Ukrainian Community in S. Korea Voices Anxieties over Russian Aggression Back Home | Be Korea-savvy

Ukrainian Community in S. Korea Voices Anxieties over Russian Aggression Back Home


This file photo provided by Alina Shymanska (bottom row, C), a Ukrainian Ph. D. candidate-researcher at South Korea's Seoul National University, shows a photo of her Ukrainian parents, and South Korean husband and in-laws, at her wedding held in Seongnam, south of Seoul, in 2016.

This file photo provided by Alina Shymanska (bottom row, C), a Ukrainian Ph. D. candidate-researcher at South Korea’s Seoul National University, shows a photo of her Ukrainian parents, and South Korean husband and in-laws, at her wedding held in Seongnam, south of Seoul, in 2016.

SEOUL, Feb. 24 (Korea Bizwire) Ukrainians living in South Korea have voiced frustration and anxieties after Russia attacked their homeland in defiance of global warnings and pleas for a peaceful resolution, praying for the safety of their families back home.

Various news articles and posts about the Russian invasion have made the rounds on Ukrainian online communities in South Korea, including on “Ukrainians in Korea,” a Facebook page of Ukrainian workers and students living in South Korea, since the news of Russian troops attacking eastern Ukraine.

While searching for ways of uniting with compatriots during the time of national crisis, Ukrainians opened a joint online chat room to discuss ways to express their concerns, including discussing holding a street protest in Seoul to cry out against Russia’s aggression.

Juliet Goncharenko, a Ukrainian who works for a 3D graphics and animation company in Korea, told Yonhap News Agency via Facebook she became extremely concerned for the safety of her family in Zhytomyr, 120 kilometers west of the capital of Kiev, after learning her parents were woken up in the morning by the sound of explosions.

“We got information that the airport in our city was destroyed by Russians. Right now people are in panic, trying to buy food,” Goncharenko, 28, said, after her latest conversation with her family in Ukraine.

Alina Shymanska, a Ukrainian Ph. D. candidate-researcher at Seoul National University’s political science and international relations department, also shared concerns over the distress of her family back home.

Shymanska, 30, said she came to South Korea in 2014 during Russia’s annexation of the Crimean Peninsula of Ukraine and has since settled here, having married a South Korean non-commissioned military officer.

The last time she saw her parents was in October of 2019 in Zhytomyr, just before the COVID-19 pandemic, she said, expressing wishes to bring her parents here, despite it being impossible at the moment, as airports have all been closed.

“My parents-in-law in Korea have especially been worried for the safety of my parents (in Kiev),” Shymanska said, adding her fellow students at school have also been emotionally supportive of her during the Ukrainian crisis.

This undated file photo provided by Julia Shmuliak, a Ukrainian currently living in South Korea, shows a family picture taken in Ukraine.

This undated file photo provided by Julia Shmuliak, a Ukrainian currently living in South Korea, shows a family picture taken in Ukraine.

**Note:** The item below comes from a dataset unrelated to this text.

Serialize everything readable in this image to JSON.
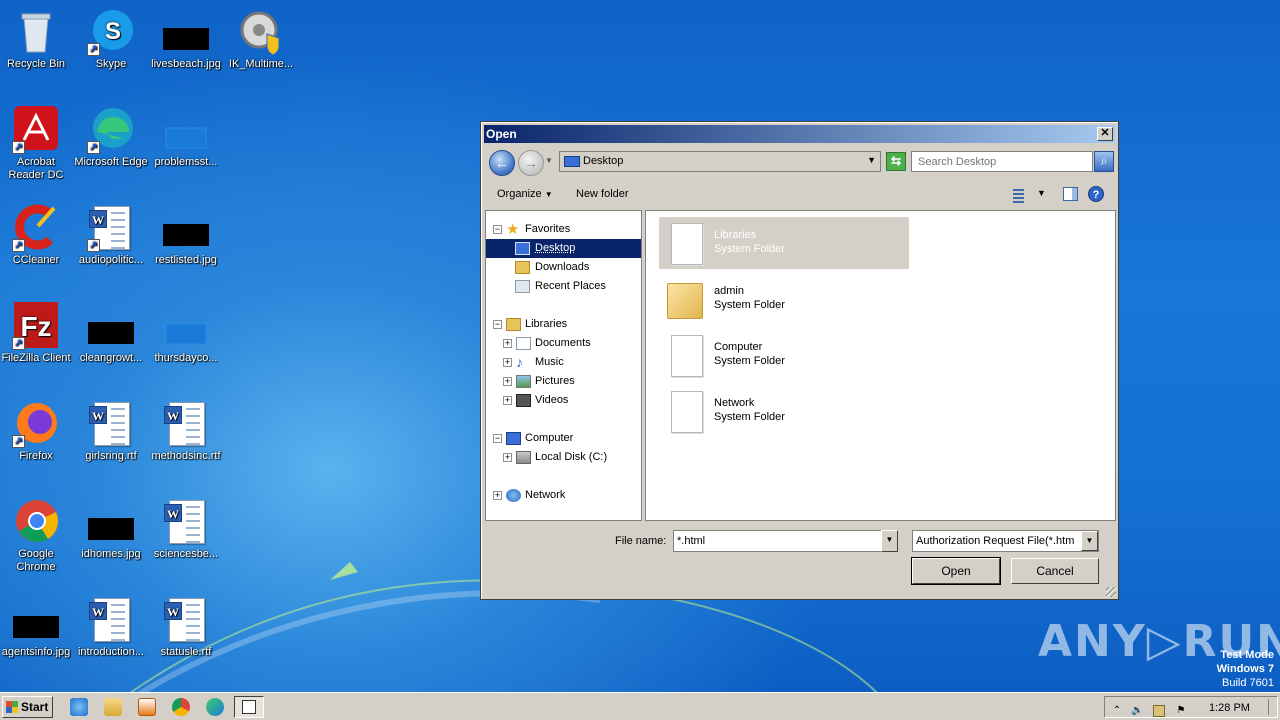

Julia Shmuliak, who came to South Korea 10 years ago initially for her master’s degree studies at Sogang University in Seoul, said she had remained largely skeptical about the possibility of Russia launching a full-blown attack on her homeland, until she learned of the military operations Thursday.

The mother of two children said she had family members and friends in western Ukraine helping evacuees relocate to safe places. She also hoped South Korea was open to accepting potential refugees from Ukraine in the future.

Shmuliak expressed her wish for South Korea’s government to “react strongly with sanctions and restrictions” against Russian businesses, hoping South Korea remembers its own painful history of occupation by imperial Japan during World War II.

Shmuliak added she, together with her kids, plans to participate in a street protest that is being discussed among fellow Ukrainians here.

Shymanska also shared a similar view.

“Ukraine has always been at the center of the geopolitical power struggle between the North Atlantic Treaty Organization and Russia. South Korea could also someday find itself being stuck between a conflict between powers,” Shymanska said, as she urged Seoul to get more engaged in sanctions against Moscow.

President Moon Jae-in said Thursday that South Korea will join international sanctions against Russia as he expressed regret over Russia’s attack on Ukraine, saying any use of armed force causing human casualties cannot be justified.

The Seoul foreign ministry said it has been in consultations with the United States and other nations to prepare details of the export control packages, making first such comments on sanctions after Russian forces mounted military operations on Ukraine.